Les Barons, un film tendre et hilarant
En sélection officielle au Festival international du film de Marrakech, Les Barons, de Nabil Ben Yadir, a fait hurler la salle de rire. Notre envoyée spéciale était sur place.
Ca y est, c’est officiel ! Des fous rires ont enfin fait trembler les murs de la salle pendant la projection d’un film en sélection officielle: Les Barons, du réalisateur belge Nabil Ben Yadir.
Le casting, déjà, fleurait bon l’humour décalé. On retrouve Amelle Chahbi qui doit sa notoriété au Jamel Comedy Club et qui a fait ses classes d’humoriste avec le groupe français de stand up Barres de rire. Quant à Julien Courbey, que le public a découvert dans Le ciel, les oiseaux et ta mère, il livre encore une prestation bien à lui. « Je continue mon petit bonhomme de chemin et ma carrière atypique » dit-il, assis dans un coin, son éternel chapeau vissé sur la tête.
Pour écrire son film, Ben Yadir s’est inspiré de sa propre histoire. « Tout ce que vous avez vu est vrai », dit-il. Il raconte avec une légèreté et un sens aigu de la dérision le quotidien de trois « barons » – des copains d’enfance d’une trentaine d’années -, dont le seul but dans la vie est d’en faire le moins possible. Pieds nickelés, loosers au cœur tendre, ils trainent leur paresse entre l’épicerie du quartier et la BMW qu’ils ont acheté… à huit ! Mais ne cherchez pas ici de description sociologique de la communauté maghrébine en Belgique.
Tout en jetant un regard tendre sur sa communauté, Nabil Ben Yadir s’interdit de la disséquer ou de la stigmatiser. Il n’y a ici ni discours politique, ni clichés lénifiants sur le voile ou sur les relations entre hommes et femmes. Les maghrébins sont des gens comme les autres et le réalisateur a eu l’intelligence de les filmer avec un grand naturel.

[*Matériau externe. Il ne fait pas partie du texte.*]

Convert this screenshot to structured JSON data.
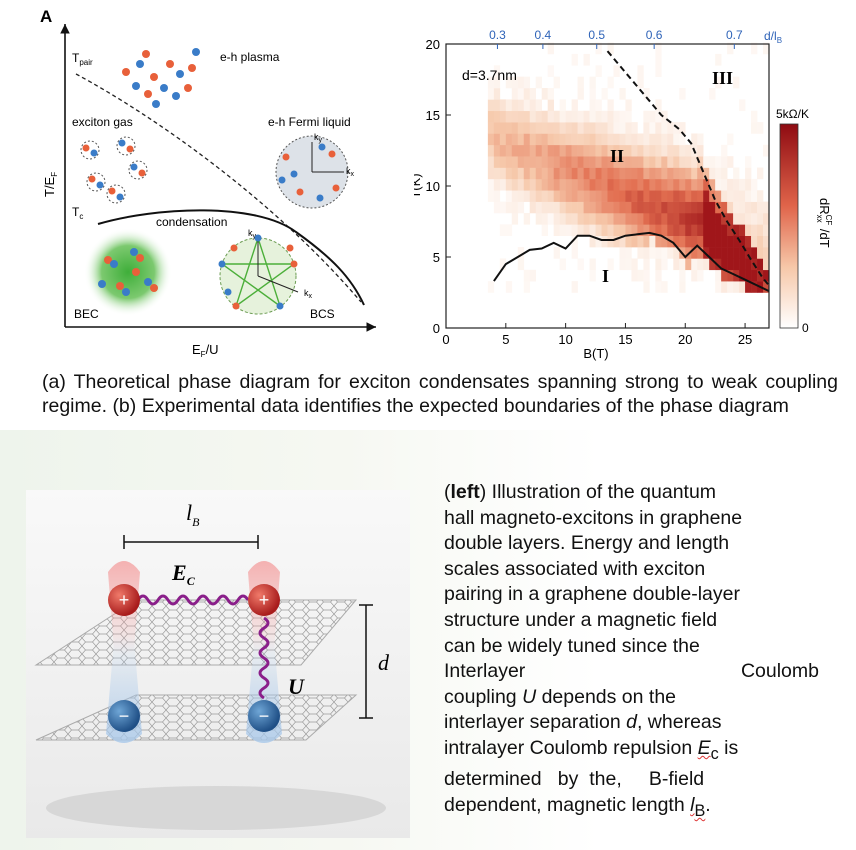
{
  "panel_a": {
    "label": "A",
    "y_axis_label": "T/E",
    "y_axis_sub": "F",
    "x_axis_label": "E",
    "x_axis_sub": "F",
    "x_axis_suffix": "/U",
    "t_pair_label": "T",
    "t_pair_sub": "pair",
    "t_c_label": "T",
    "t_c_sub": "c",
    "regions": {
      "eh_plasma": "e-h plasma",
      "exciton_gas": "exciton gas",
      "eh_fermi_liquid": "e-h Fermi liquid",
      "condensation": "condensation",
      "bec": "BEC",
      "bcs": "BCS"
    },
    "kx": "k",
    "kx_sub": "x",
    "ky": "k",
    "ky_sub": "y"
  },
  "chart_data": {
    "type": "heatmap",
    "xlabel": "B(T)",
    "ylabel": "T(K)",
    "x_ticks": [
      "0",
      "5",
      "10",
      "15",
      "20",
      "25"
    ],
    "y_ticks": [
      "0",
      "5",
      "10",
      "15",
      "20"
    ],
    "xlim": [
      0,
      27
    ],
    "ylim": [
      0,
      20
    ],
    "top_axis_label": "d/l",
    "top_axis_label_sub": "B",
    "top_ticks": [
      "0.3",
      "0.4",
      "0.5",
      "0.6",
      "0.7"
    ],
    "top_tick_positions_B": [
      4.3,
      8.1,
      12.6,
      17.4,
      24.1
    ],
    "annotation": "d=3.7nm",
    "regions": [
      "I",
      "II",
      "III"
    ],
    "colorbar": {
      "max_label": "5kΩ/K",
      "min_label": "0",
      "label": "dR",
      "label_sub": "xx",
      "label_sup": "CF",
      "label_suffix": " /dT"
    },
    "series": [
      {
        "style": "solid",
        "x": [
          4,
          5,
          6,
          7,
          8,
          9,
          10,
          11,
          12,
          13,
          14,
          15,
          16,
          17,
          18,
          19,
          20,
          21,
          22,
          23,
          24,
          25,
          26,
          27
        ],
        "y": [
          3.3,
          4.5,
          5.0,
          5.5,
          5.6,
          6.0,
          5.6,
          6.5,
          6.5,
          6.2,
          6.2,
          6.5,
          6.6,
          6.7,
          6.5,
          6.0,
          5.0,
          5.8,
          5.0,
          4.2,
          3.8,
          3.4,
          3.0,
          2.6
        ]
      },
      {
        "style": "dashed",
        "x": [
          13.5,
          15,
          16.5,
          18,
          19.5,
          20.5,
          21.5,
          22.5,
          23.5,
          24.5,
          25.5,
          26.5,
          27
        ],
        "y": [
          19.5,
          18.0,
          16.5,
          15.0,
          14.0,
          13.0,
          11.0,
          9.0,
          7.5,
          6.2,
          4.8,
          3.5,
          3.0
        ]
      }
    ]
  },
  "figure_caption": "(a) Theoretical phase diagram for exciton condensates spanning strong to weak coupling regime.  (b) Experimental data identifies the expected boundaries of the phase diagram",
  "illustration": {
    "lb_label": "l",
    "lb_sub": "B",
    "ec_label": "E",
    "ec_sub": "C",
    "d_label": "d",
    "u_label": "U",
    "plus": "+",
    "minus": "−"
  },
  "side_caption": {
    "bold_word": "left",
    "open_paren": "(",
    "close_rest": ") Illustration of the quantum",
    "lines": [
      "hall magneto-excitons in graphene",
      "double layers.  Energy and length",
      "scales associated with exciton",
      "pairing in a graphene double-layer",
      "structure under a magnetic field",
      "can be widely tuned since the"
    ],
    "line_interlayer_left": "Interlayer",
    "line_interlayer_right": "Coulomb",
    "line_coupling_pre": "coupling ",
    "U": "U",
    "line_coupling_post": " depends on the",
    "line_sep_pre": "interlayer separation ",
    "d": "d",
    "line_sep_post": ", whereas",
    "line_intra_pre": "intralayer Coulomb repulsion ",
    "Ec_main": "E",
    "Ec_sub": "c",
    "line_intra_post": " is",
    "line_det": "determined   by  the,     B-field",
    "line_dep_pre": "dependent, magnetic length ",
    "lB_main": "l",
    "lB_sub": "B",
    "line_dep_post": "."
  }
}
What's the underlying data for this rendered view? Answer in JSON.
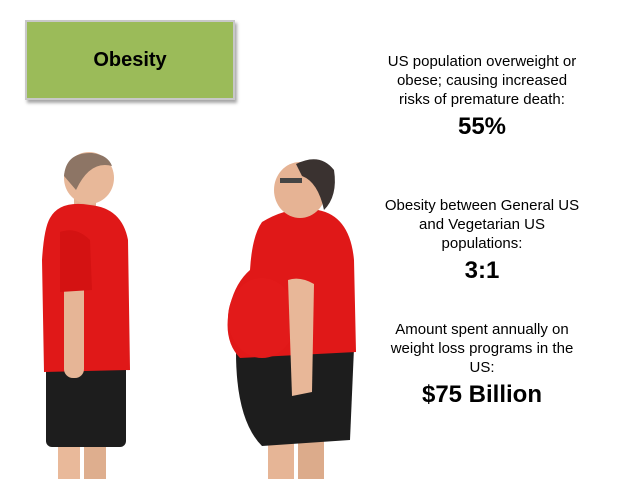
{
  "title": "Obesity",
  "stats": [
    {
      "label": "US population overweight or obese; causing increased risks of premature death:",
      "value": "55%"
    },
    {
      "label": "Obesity between General US and Vegetarian US populations:",
      "value": "3:1"
    },
    {
      "label": "Amount spent annually on weight loss programs in the US:",
      "value": "$75 Billion"
    }
  ]
}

Peut être s’est il inspiré d’une remarque que lui avait faite sa mère. « Nabil, pourquoi quand il y a des films sur nous, c’est toujours méchant, c’est toujours triste, pourquoi y a-t-il toujours de la pluie et la police ? », se plaignait-elle. Alors, quand il parle de racisme ou du tabou lié à la virginité, c’est en passant par le bon mot d’un personnage qui vous fait autant rire que réfléchir.
Ce qui fait la force du film, c’est bien sûr l’humour qui est à la fois le moteur et le sujet principal. L’un des « barons », Hassan, se rêve en humoriste mais n’ose pas avouer ses ambitions théâtrales à son père, interprété par l’excellent Salah Eddine Benmoussa. Celui-ci a trouvé une place de chauffeur de bus à son fils et, de situations cocasses en quiproquos, le spectateur est entraîné dans une sarabande de scènes qui mêlent l’humour belge à celui des blagues populaires marocaines. Les apparitions d’Edouard Baer et de Fellag viennent encore ajouter un peu de piment à un film qui n’en manque pas.
Nabil Ben Yadir parle de ce qu’il connaît et cela se ressent. Son œil est tendre sans être complaisant, drôle sans être superficiel. Car derrière l’ode à la famille, à l’amitié et à son quartier, le réalisateur pose une question quasi-tragique : peut-on grandir sans quitter les siens, sans trahir ses amis, sans s’évader de chez soi ?
Les Barons est un élégant hommage à cette noblesse du cœur dont le rire, qui sauve de tout et guérit toutes les blessures, est l’une des plus nécessaires vertus.